- El Monte Mobile Village Location within California El Monte Mobile Village Location within the United States
- Coordinates: 36°32′49″N 119°25′30″W﻿ / ﻿36.54694°N 119.42500°W
- Country: United States
- State: California
- County: Tulare

Area
- • Total: 0.0077 sq mi (0.02 km^{2})
- • Land: 0.0077 sq mi (0.02 km^{2})
- • Water: 0 sq mi (0.0 km^{2})
- Elevation: 330 ft (100 m)

Population (2020)
- • Total: 156
- Time zone: UTC-8 (Pacific (PST))
- • Summer (DST): UTC-7 (PDT)
- ZIP Code: 93618 (Dinuba)
- Area code: 559
- FIPS code: 06-22235
- GNIS feature ID: 2805242

= El Monte Mobile Village, California =

El Monte Mobile Village is an unincorporated community and census-designated place (CDP) comprising three census blocks in Tulare County, California, United States. It is on the north side of Avenue 416, 0.4 mi west of the Dinuba city limits. The village was first listed as a CDP prior to the 2020 census.
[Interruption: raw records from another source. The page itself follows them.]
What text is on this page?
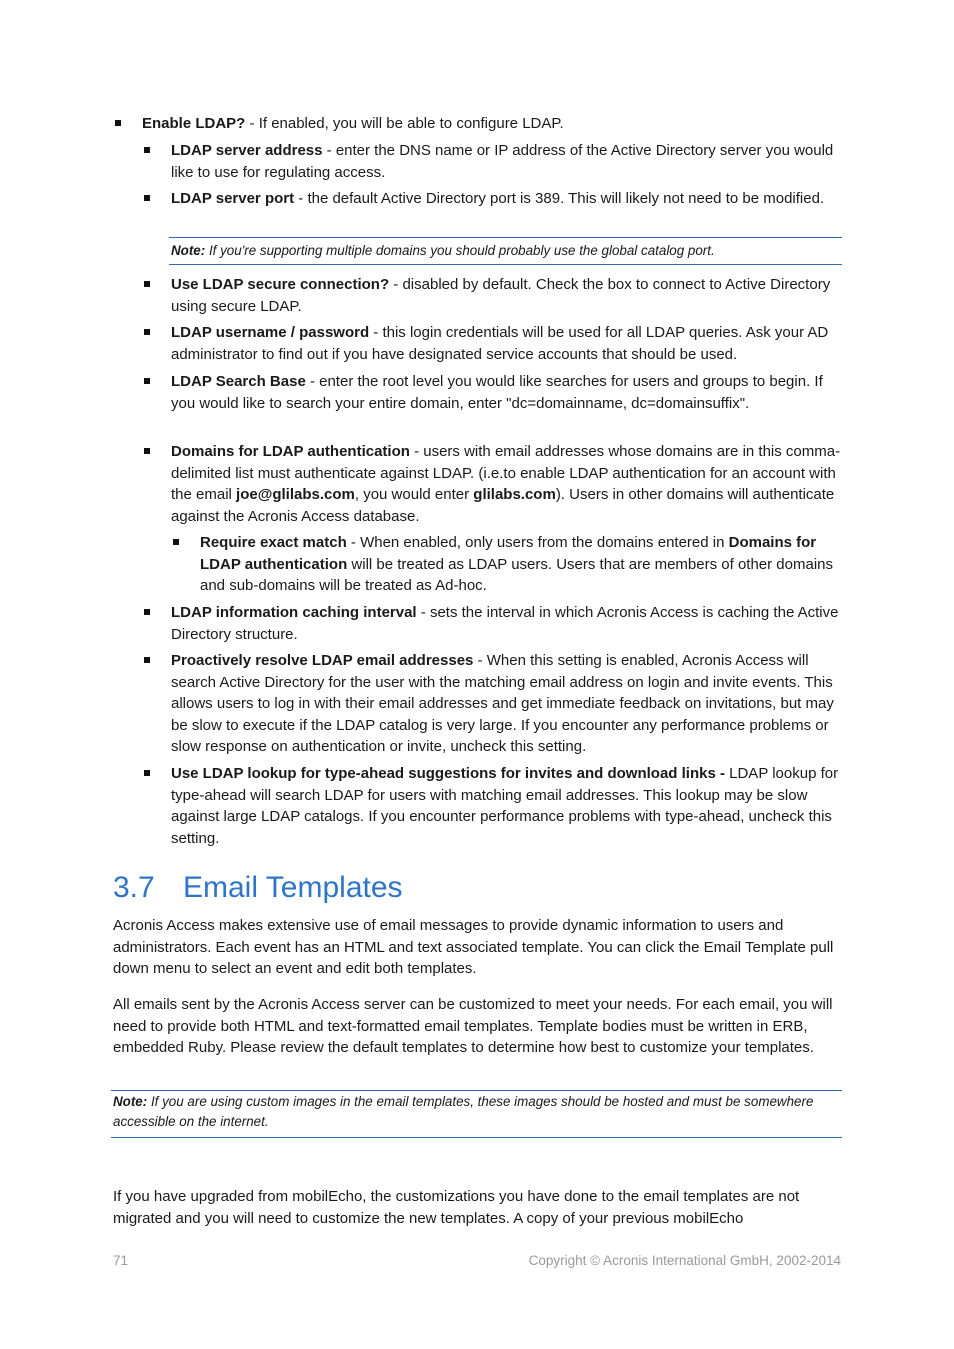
Enable LDAP? - If enabled, you will be able to configure LDAP.

LDAP server address - enter the DNS name or IP address of the Active Directory server you would like to use for regulating access.

LDAP server port - the default Active Directory port is 389. This will likely not need to be modified.

Note: If you're supporting multiple domains you should probably use the global catalog port.

Use LDAP secure connection? - disabled by default. Check the box to connect to Active Directory using secure LDAP.

LDAP username / password - this login credentials will be used for all LDAP queries. Ask your AD administrator to find out if you have designated service accounts that should be used.

LDAP Search Base - enter the root level you would like searches for users and groups to begin. If you would like to search your entire domain, enter "dc=domainname, dc=domainsuffix".

Domains for LDAP authentication - users with email addresses whose domains are in this comma-delimited list must authenticate against LDAP. (i.e.to enable LDAP authentication for an account with the email joe@glilabs.com, you would enter glilabs.com). Users in other domains will authenticate against the Acronis Access database.

Require exact match - When enabled, only users from the domains entered in Domains for LDAP authentication will be treated as LDAP users. Users that are members of other domains and sub-domains will be treated as Ad-hoc.

LDAP information caching interval - sets the interval in which Acronis Access is caching the Active Directory structure.

Proactively resolve LDAP email addresses - When this setting is enabled, Acronis Access will search Active Directory for the user with the matching email address on login and invite events. This allows users to log in with their email addresses and get immediate feedback on invitations, but may be slow to execute if the LDAP catalog is very large. If you encounter any performance problems or slow response on authentication or invite, uncheck this setting.

Use LDAP lookup for type-ahead suggestions for invites and download links - LDAP lookup for type-ahead will search LDAP for users with matching email addresses. This lookup may be slow against large LDAP catalogs. If you encounter performance problems with type-ahead, uncheck this setting.

3.7 Email Templates
Acronis Access makes extensive use of email messages to provide dynamic information to users and administrators. Each event has an HTML and text associated template. You can click the Email Template pull down menu to select an event and edit both templates.
All emails sent by the Acronis Access server can be customized to meet your needs. For each email, you will need to provide both HTML and text-formatted email templates. Template bodies must be written in ERB, embedded Ruby. Please review the default templates to determine how best to customize your templates.
Note: If you are using custom images in the email templates, these images should be hosted and must be somewhere accessible on the internet.
If you have upgraded from mobilEcho, the customizations you have done to the email templates are not migrated and you will need to customize the new templates. A copy of your previous mobilEcho
71	Copyright © Acronis International GmbH, 2002-2014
As of the 2020 census, El Monte Mobile Village had a population of 156.

==Demographics==

El Monte Mobile Village first appeared as a census designated place in the 2020 U.S. census.

Historical population
| Census | Pop. | Note | %± |
| 2020 | 156 |  | — |
U.S. Decennial Census 1850–1870 1880-1890 1900 1910 1920 1930 1940 1950 1960 1970 1980 1990 2000 2010 2020

===2020 Census===

El Monte Mobile Village CDP, California – Racial and ethnic composition Note: the US Census treats Hispanic/Latino as an ethnic category. This table excludes Latinos from the racial categories and assigns them to a separate category. Hispanics/Latinos may be of any race.
| Race / Ethnicity (NH = Non-Hispanic) | Pop 2020 | % 2020 |
|---|---|---|
| White alone (NH) | 5 | 3.21% |
| Black or African American alone (NH) | 0 | 0.00% |
| Native American or Alaska Native alone (NH) | 0 | 0.00% |
| Asian alone (NH) | 1 | 0.64% |
| Pacific Islander alone (NH) | 0 | 0.00% |
| Other race alone (NH) | 0 | 0.00% |
| Mixed race or Multiracial (NH) | 2 | 1.28% |
| Hispanic or Latino (any race) | 148 | 94.87% |
| Total | 156 | 100.00% |

==Education==
It is in the Dinuba Unified School District.